FDM Design Guideline

Jack Lie CNC machining expert

Specialize in CNC Milling, CNC Turning, 3D Printing, Urethane Casting, and Sheet Metal Fabrication Services.


FDM (Fused Deposition Modeling) 3D printing technology is the most affordable method for rapid and low-cost prototyping. Its products is suitable for various application, including functional parts like enclosure. However, in order to guarantee FDM parts quality, we need to consider its technology limitations and constraints in designing process, try to find the best solution to eliminate impact in printing process.


Bridging in FDM always occur between two support points or anchor points. In some case, if bridging don’t have support of initial layer structure, it cannot be avoid that printing material will sag. Bridges are normally used in horizon axis of holes in object walls and hollow in top or roof layer. In order to reduce impact of bridging, we recommend decrease bridge distance and add necessary support in design. Support provide a temporary platform for layer of bridge printing, and then remove support once printing process finish. In this step, marks and micro damage on parts surface should be noticed.

Design notice:

It is difficult to avoid sagging or mark of support in FDM bridges printing process, unless bridge length is less than 5mm.

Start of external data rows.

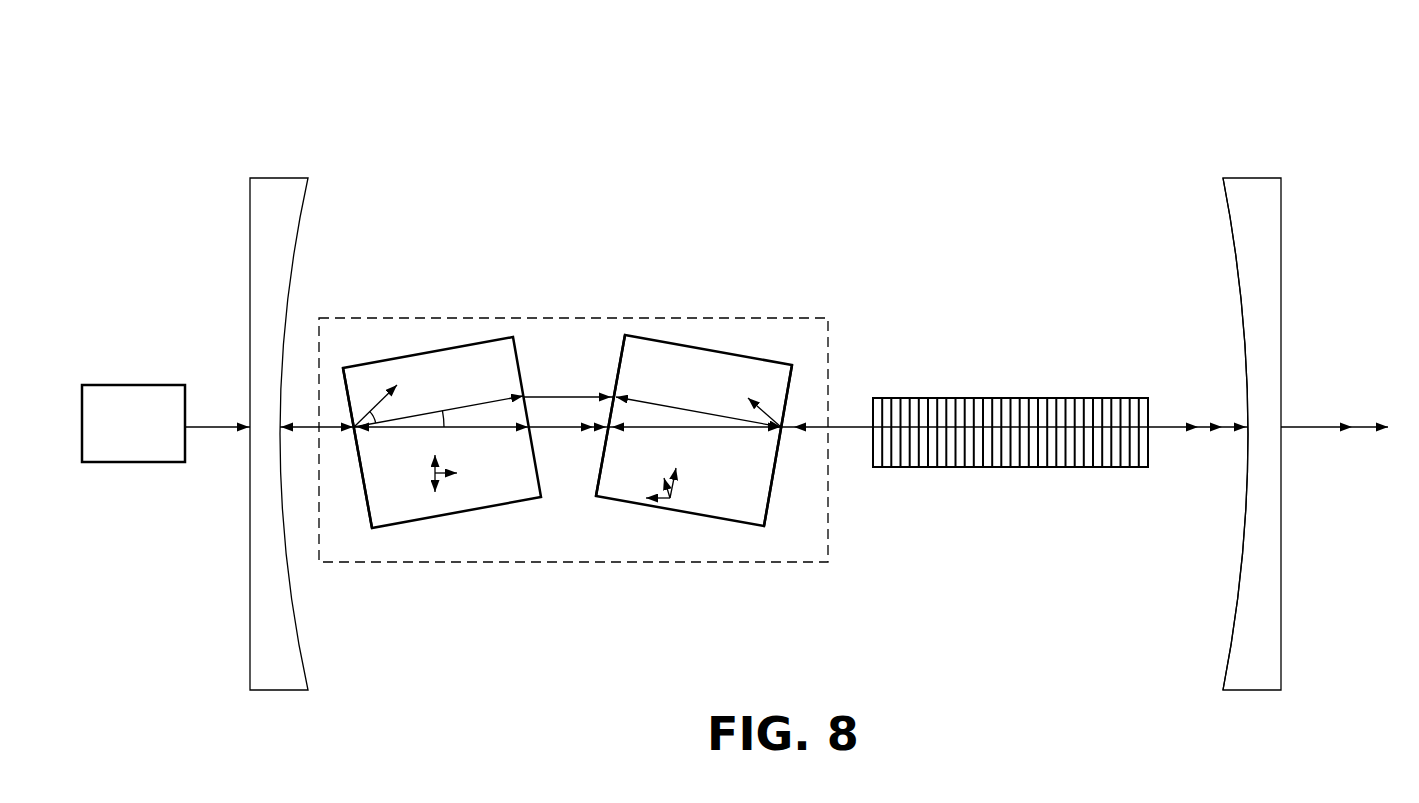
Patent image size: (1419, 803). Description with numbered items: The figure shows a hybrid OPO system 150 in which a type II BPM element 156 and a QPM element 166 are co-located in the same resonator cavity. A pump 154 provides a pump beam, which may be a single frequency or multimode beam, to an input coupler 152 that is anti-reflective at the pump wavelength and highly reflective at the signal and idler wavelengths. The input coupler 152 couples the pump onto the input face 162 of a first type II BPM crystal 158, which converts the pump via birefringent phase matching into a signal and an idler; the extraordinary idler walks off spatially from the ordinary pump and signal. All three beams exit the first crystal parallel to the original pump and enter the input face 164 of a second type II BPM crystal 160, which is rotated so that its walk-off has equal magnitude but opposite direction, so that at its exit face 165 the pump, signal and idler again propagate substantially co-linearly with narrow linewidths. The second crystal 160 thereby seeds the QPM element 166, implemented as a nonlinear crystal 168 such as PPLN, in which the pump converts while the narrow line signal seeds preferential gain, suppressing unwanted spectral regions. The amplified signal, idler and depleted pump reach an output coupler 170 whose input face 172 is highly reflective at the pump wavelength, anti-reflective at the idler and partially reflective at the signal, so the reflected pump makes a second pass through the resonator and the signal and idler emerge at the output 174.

The hybrid OPO system 150 is at (1290, 109).
The input coupler 152 is at (270, 178).
The pump 154 is at (130, 385).
The type II BPM element 156 is at (617, 318).
The first type II BPM crystal 158 is at (420, 352).
The second type II BPM crystal 160 is at (723, 352).
The input face of the first crystal 162 is at (365, 490).
The input face of the second crystal 164 is at (616, 357).
The exit face of the second crystal 165 is at (792, 383).
The QPM element 166 is at (1010, 432).
The nonlinear crystal 168 is at (988, 468).
The output coupler 170 is at (1248, 178).
The input face of the output coupler 172 is at (1235, 250).
The output 174 is at (1312, 412).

Separate bridge into different parts, and form final parts in post-processing for smooth surface.

Vertical Axis Holes

FDM often prints vertical axis hole of micro size. Normally hole diameter will reduce as printing process. Once nozzle prints vertical axis holes, it will compress new printed layer, this compressing force will deform round layer into a wider and flatter shape. Then contact are of previous layer will increase to improve adhesion. This give rise to diameter decrease in hole printing process. This issue is particular for small diameter holes with great ratio of hole diameter and nozzle diameter.

Design notice:

With high accuracy requirement of hole diameter, we recommend further drilling to correct diameter.


Overhangs issues in FDM is this most common quality problems. It always occur once new printing layer material is only supported partially by below layers. Inadequate support will result to poor layer adhesion, bulging or curling.

Overhang angle less than 45 degrees will not affect parts quality. At 45 degrees, new printed layer has 50% support of previous layer, which will provide sufficient support and adhesion for further building. Above 45 degrees, additional support is need to guarantee new printed layer won’t bulge down. New printed layer become too thin at overhang edge will occur curling issue, finally result to deformation upward in various cooling cause.

Design notice:

Provide support for overhang angle over 45 degrees to eliminate limitations. Post-process to remove support marks on final surface.


In reason of FDM print nozzle is circular, so all corners and edges will have radio equal to nozzle size. This result that all features cannot be perfect square as design.

In sharp edges and corners, the first layer of material printing is significant, as the case in vertical holes, once nozzle prints each layer, it will compress printing material down and increase adhesion stress. So in the initial print layer, this will create a flare as “elephant foot”. This will impact further FDM parts assembly, because the flare will outside the desired dimension.

Warping is another issues related to first print layer in FDM. Compare to PLA material, ABS is more vulnerable to warp in reason of high printing temperature. Base layer is printed firstly, and it cools as other hot layers are still printing. This different cooling process will give rise to base layer curling and shrinking away form build plate.

Adding design of chamfer or radius on parts edges in build plate contact area will reduce all these problems. This also assist the component removal form build plate when printing process is finished.

Design notice:

For functional FDM parts with assemble or overall dimension requirement, add 45 degree chamfer or radius on all edges in build plate.

High precision form, we recommend other technologies like SLA or Polyjet.

Vertical Pins

Vertical pins are usually produced by FDM for parts assemble and alignment. This functional features are important of dimension accuracy in FDM process.

Large pins more than 5mm in diameter has strong connection with rest parts by printing of perimeter and infill. Less than 5mm only by perimeter without infill will result to weak connection and easy broken. In worst case, it cannot be created because of no enough layer material to adhere.

Design notice:

Add small fillets on pin base once vertical pin diameter less than 5mm.

Advanced design

There are several key factors need to be considered in FDM printing, reduce support requirement, part orientation and part building direction on build platform.

Model parts splitting

Splitting up a model will reduce its complexity, save cost and time. Overhangs need too much support can be removed by splitting complex shape into two simple sections, which can be printed individually. Then glue there two separate sections together if required.

Hole orientation

Avoid support for holes by changing printing orientation. It is difficult to remove horizontal support in holes, but rotate build direction to 90 degrees will eliminate support requirement. For multiple hole in different directions, consider blind holes firstly, then holes from smallest to largest diameter, finally critical size holes.

Build direction

Because of FDM nature anisotropic, it’s important to understand component application and success way of building form design. The lack of continuous material paths and concentration press will result to inherent weaker in one direction of FDM components. All layers are printed as round rectangle, joints area between each layer are small valleys, this will create stress concentration, which form potential cracks.